As if all that weren’t enough, Fenway is developing an LGBT Health Population Research Center at the request of the National Institutes of Health. The $1 million, five-year grant from the federal government will be used to produce and distribute research on the LGBT community as well as train the next generation of LGBT scholars. Fenway is the first-ever community-based organization to receive such a grant, and this will be the first federally funded research center to focus specifically on LGBT population research.
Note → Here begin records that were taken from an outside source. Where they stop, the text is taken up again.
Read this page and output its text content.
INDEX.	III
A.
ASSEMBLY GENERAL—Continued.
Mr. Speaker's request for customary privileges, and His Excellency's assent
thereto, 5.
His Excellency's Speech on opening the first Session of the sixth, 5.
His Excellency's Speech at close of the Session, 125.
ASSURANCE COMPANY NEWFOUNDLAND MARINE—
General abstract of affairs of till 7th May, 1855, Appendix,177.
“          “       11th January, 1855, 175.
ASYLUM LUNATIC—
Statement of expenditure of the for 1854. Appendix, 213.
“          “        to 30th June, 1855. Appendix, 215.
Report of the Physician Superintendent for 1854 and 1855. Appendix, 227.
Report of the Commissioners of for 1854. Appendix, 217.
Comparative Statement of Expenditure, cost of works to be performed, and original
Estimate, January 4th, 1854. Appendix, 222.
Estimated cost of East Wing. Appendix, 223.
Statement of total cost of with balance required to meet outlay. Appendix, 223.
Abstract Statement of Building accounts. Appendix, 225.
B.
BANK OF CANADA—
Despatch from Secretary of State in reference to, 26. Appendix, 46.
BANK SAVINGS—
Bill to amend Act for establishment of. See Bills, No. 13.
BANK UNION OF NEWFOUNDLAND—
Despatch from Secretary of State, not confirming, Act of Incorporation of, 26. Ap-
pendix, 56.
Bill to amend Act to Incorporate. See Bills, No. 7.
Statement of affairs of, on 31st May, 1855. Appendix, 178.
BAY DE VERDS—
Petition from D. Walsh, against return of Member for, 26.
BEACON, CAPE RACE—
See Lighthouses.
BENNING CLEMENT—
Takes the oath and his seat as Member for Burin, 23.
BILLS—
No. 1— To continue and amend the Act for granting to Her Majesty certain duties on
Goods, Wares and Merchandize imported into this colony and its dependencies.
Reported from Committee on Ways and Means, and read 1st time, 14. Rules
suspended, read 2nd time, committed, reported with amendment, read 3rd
“This grant represents recognition at the federal level of LGBT people as a population with unique, largely unstudied health needs,” said Dr. Judith Bradford, the director of the center as well as co-chair of the Fenway Institute. “But it’s also a strong endorsement of Fenway’s leadership in researching and addressing those needs over the last 35-plus years.”
Of course, as Fenway has grown as an institution, so has its budget. According to CEO Boswell, Fenway’s budget was $4 million in the mid-1980s. In 2008, the budget grew to $30 million. (As a point of comparison, in 2007, the budget for the Human Rights Campaign, considered the largest LGBT organization in the country, was $31 million).
The Fenway Institute alone has grown exponentially since its founding in 2002. Its budget has gone from $2.1 million to $6 million today. Ten years ago, Fenway had twelve people in its research division; now, the institute employs 63. “That’s an acknowledgement that we are more than just about research, but training as well,” said Rodney VanDerwarker, the institute’s administrative director.
Another recent change is a new name and logo for Fenway. Previously known as Fenway Community Health—and Fenway Community Health Center before that—it is now simply Fenway Health, as of January 1. A new logo—which incorporates a stylized “FH” that also looks like two equal signs—was also unveiled on New Year’s Day.
According to Chris Viveiros, Fenway’s associate director of communications, the double set of parallel lines in the new design (“=||”) pays homage to the four gold bars that had been part of the logo, but it also represents both “FH” and “equals health.” “The new name also puts the focus on health, since that is the thread that weaves together all the work that we do. Our mission is not changing, and we are still as committed to serving our community—geographic, LGBT and beyond—as we have ever been.”
But by far, Fenway’s biggest change in 2009 will be the opening of its brand-new building this spring—a 100,000-square-foot facility in the heart of its namesake neighborhood. In order to help finance the building, the Kresge Foundation will give Fenway $1.75 million if Fenway can raise $3.4 million by the end of June. This grant would be the largest given by Kresge to an LGBT organization.
“We wanted to recognize that there are some needs of this community that are not just health needs, said Boswell, which is why we wanted space to offer different kinds of programs and a conference center, a place where we can meet to address all issues affecting the LGBT community.”
But it goes beyond that, Boswell added. “We also wanted to make a statement about our community. We wanted a visible statement on a major street that says the LGBT community is an important part of the greater community in this city, this nation, and the world.”
Back in Chennai, India, Sahodoran’s Menon couldn’t agree more. “Fenway is overwhelming. I can’t think of even coming close to doing what they are doing. They are doing so much, it’s unbelievable. Would I like to have something like Fenway here in India? Well, it’s a dream.”